Thirdly, we need to repent and return to God (39:7-11). There may well come that “moment of meaning” where we realize that we are estranged from the very One who needs to rescue us. The psalmist determines that nothing in this earthly life will bring security, so he reaches out for eternal security in God (39:7). So, he cries out, “save me!” His hope is revived immediately! He has been comparing himself to his own moral image in the mirror, which led to all his troubles. Now, he seeks to understand himself by looking to the way God sees him. We may do the same thing!

Finally, we need to wait for God to heal and deliver us (39:12-13). He cries out to God, His Father (“Yahweh,” cf. N.T. “Abba”). There is that moment of pause before God answers. We are presently on pause, aren’t we? We have been locked out of our houses of worship for other reasons, but the point is the same. Gladly, he knows that he is God’s child, and he will be allowed eventually to return (cf. 23:6). So, he prays for God to remove the judgment that hangs over his life in full expectation of God’s coming deliverance. Friends, we are not there yet, but we are on the way home! Stand firm in your hope.

A Moral Pathway

The U.K.’s Prince Charles has tested positive for the novel coronavirus. The illness knows no boundaries and infects both paupers and princes. Sin knows no boundaries either. Like this current virus, there are no natural defenses against its spread. Following the fall into sin all of humankind has been infected (Genesis 3; Romans 3:23). A man died tragically of COVID-19 because he had tried a home cure! Believe God when He says that there is no effective “home remedy” for sin except the one that He has provided in His Son (Ephesians 2:8-9). Global and national economies also are in shambles. People have flooded to overflowing the access points for unemployment in our state. Jesus taught his disciples centuries ago not to trust in possessions or riches (Matthew 6:19-24). So, what do we make of the current moral madness that is COVID-19? I write on such topics elsewhere (Pathway Ethics). Today, however, I believe that the more pressing question to examine in light of Psalm 39 is: “What am I to do with my personal willfulness and spiritual obstinacy that has surfaced as I 'shelter in place?'”

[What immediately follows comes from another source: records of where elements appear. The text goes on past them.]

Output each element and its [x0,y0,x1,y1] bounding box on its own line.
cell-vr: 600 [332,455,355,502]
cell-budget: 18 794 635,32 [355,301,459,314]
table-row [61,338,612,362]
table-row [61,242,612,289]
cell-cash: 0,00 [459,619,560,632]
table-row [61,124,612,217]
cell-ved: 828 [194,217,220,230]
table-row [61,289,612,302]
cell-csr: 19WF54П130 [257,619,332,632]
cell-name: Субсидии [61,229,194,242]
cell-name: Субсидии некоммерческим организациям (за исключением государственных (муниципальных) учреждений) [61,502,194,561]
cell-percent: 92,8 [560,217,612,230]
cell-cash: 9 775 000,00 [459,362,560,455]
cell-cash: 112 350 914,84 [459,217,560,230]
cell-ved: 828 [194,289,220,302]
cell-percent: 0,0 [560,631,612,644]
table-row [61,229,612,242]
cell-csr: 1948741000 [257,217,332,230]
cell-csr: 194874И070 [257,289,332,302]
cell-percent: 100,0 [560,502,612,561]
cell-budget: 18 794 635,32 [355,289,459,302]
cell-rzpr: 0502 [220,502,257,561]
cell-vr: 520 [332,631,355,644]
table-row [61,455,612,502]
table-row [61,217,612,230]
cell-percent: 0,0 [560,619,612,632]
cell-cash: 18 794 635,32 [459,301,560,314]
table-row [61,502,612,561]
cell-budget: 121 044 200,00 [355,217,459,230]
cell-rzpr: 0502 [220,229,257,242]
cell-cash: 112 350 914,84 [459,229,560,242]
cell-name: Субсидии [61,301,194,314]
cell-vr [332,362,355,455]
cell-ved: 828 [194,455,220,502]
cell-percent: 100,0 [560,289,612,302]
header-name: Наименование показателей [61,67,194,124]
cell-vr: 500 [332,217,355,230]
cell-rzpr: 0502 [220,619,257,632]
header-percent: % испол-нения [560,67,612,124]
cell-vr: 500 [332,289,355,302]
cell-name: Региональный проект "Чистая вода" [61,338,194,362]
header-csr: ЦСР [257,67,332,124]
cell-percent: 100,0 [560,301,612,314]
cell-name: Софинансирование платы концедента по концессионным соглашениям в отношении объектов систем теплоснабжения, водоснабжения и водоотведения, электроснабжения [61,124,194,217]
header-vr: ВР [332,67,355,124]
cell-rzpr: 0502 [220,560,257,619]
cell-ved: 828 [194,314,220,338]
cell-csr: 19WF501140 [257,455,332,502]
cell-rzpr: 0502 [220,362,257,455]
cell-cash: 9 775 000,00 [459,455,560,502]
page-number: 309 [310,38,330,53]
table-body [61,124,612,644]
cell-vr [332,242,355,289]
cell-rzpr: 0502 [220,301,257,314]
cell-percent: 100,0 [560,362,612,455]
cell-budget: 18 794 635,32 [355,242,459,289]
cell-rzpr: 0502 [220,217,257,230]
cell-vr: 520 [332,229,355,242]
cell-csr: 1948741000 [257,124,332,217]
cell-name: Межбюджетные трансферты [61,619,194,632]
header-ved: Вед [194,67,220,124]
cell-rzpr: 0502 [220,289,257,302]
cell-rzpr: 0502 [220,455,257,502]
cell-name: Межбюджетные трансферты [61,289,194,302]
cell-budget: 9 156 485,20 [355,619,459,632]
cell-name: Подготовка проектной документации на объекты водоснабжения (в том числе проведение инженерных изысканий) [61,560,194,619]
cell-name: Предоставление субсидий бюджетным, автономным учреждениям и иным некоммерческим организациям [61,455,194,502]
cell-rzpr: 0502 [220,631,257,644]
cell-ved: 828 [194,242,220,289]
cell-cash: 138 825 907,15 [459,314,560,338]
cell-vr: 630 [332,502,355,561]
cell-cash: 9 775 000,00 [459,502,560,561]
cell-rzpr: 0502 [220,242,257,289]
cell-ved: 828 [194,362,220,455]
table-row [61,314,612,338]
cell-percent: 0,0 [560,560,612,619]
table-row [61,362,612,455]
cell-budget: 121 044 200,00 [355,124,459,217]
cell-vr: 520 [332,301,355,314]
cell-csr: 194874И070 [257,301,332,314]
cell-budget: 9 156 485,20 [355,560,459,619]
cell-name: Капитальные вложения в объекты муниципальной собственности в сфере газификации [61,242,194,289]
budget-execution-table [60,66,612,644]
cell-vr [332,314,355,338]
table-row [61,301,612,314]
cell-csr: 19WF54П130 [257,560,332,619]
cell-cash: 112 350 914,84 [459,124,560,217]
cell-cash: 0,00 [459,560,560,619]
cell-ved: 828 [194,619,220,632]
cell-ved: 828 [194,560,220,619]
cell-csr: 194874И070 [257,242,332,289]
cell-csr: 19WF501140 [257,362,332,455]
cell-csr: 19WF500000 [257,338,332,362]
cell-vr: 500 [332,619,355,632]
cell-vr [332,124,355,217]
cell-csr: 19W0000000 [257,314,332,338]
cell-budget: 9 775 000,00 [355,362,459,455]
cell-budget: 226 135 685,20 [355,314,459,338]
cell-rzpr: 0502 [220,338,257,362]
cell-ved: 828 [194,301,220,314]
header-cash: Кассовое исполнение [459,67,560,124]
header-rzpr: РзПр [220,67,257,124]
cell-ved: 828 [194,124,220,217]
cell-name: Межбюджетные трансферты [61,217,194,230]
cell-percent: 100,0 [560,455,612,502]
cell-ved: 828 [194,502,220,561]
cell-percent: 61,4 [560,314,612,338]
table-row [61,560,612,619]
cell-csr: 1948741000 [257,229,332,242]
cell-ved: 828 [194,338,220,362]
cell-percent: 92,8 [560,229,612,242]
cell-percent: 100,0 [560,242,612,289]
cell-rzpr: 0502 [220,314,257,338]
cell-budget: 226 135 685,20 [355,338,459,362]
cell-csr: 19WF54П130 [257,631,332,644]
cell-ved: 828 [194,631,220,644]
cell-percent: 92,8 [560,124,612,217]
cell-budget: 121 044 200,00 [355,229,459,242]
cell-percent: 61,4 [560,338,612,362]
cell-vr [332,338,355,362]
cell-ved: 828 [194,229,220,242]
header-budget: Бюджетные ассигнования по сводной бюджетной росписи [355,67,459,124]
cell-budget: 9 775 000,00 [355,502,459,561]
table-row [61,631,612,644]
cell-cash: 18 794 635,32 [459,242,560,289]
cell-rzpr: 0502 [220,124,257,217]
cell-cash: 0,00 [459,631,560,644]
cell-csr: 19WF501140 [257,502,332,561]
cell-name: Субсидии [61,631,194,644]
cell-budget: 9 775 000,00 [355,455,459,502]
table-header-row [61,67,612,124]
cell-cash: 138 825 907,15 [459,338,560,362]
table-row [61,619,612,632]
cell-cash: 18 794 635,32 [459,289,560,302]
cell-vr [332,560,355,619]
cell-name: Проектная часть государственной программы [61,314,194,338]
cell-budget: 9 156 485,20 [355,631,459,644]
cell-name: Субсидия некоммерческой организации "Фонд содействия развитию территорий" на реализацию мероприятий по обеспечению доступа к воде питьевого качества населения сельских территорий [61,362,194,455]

I recall many times as a child finding an old stick on the ground that I would pick up and carry with me on a walk. I would drag it across the ground to hear the sound it made, poke things with it, and even strike it against a tree or the concrete sidewalk as I walked. Concrete! I likened to a friend my recent trip and tumble as a 64-year-old old stick that God picked up and used to strike the concrete! My physical fall and injury has reminded me of my spiritual “fall into sin,” and the measures that God took in my 7-year-old life to call me to Christ. It also reminds me of the measures that he takes presently in my life to discipline me and cause me to consider my daily response to His will (Hebrews 13:1-12; Romans 12:1-2).

I am certainly not a stick to God, nor are you, but I definitely do not want my attitudes and actions to be a “stick” in God’s "eye.” So, I choose to use this time to shelter under the wing of the Almighty and allow Him to provide me with soul care. How about you? George Mueller once said, “There was a day when I died; died to self, my opinions, preferences, tastes and will; died to the world, its approval or censure; died to the approval or blame even of my brethren or friends; and since then I have studied only to show myself approved unto God.” Paul knew the same! (Galatians 2:20). Let’s use this silence around us to hear the whisper of God given to us. He is ready to heal us and our land (2 Chronicles 7:14).

For Your Journaling

1. This “shelter-at-home” time during COVID-19 will allow you much more “God time.” Decide to listen. Use this psalm as a guide.

2. Pen down the ways that you have tried to remove the “transitory” label from your existence. It will show up in the myriad ways that you have taken control of your life (cf. Mueller above). Voice your repentance to God.

3. Step 1 is to stand still! Wait for His presence to flood your life.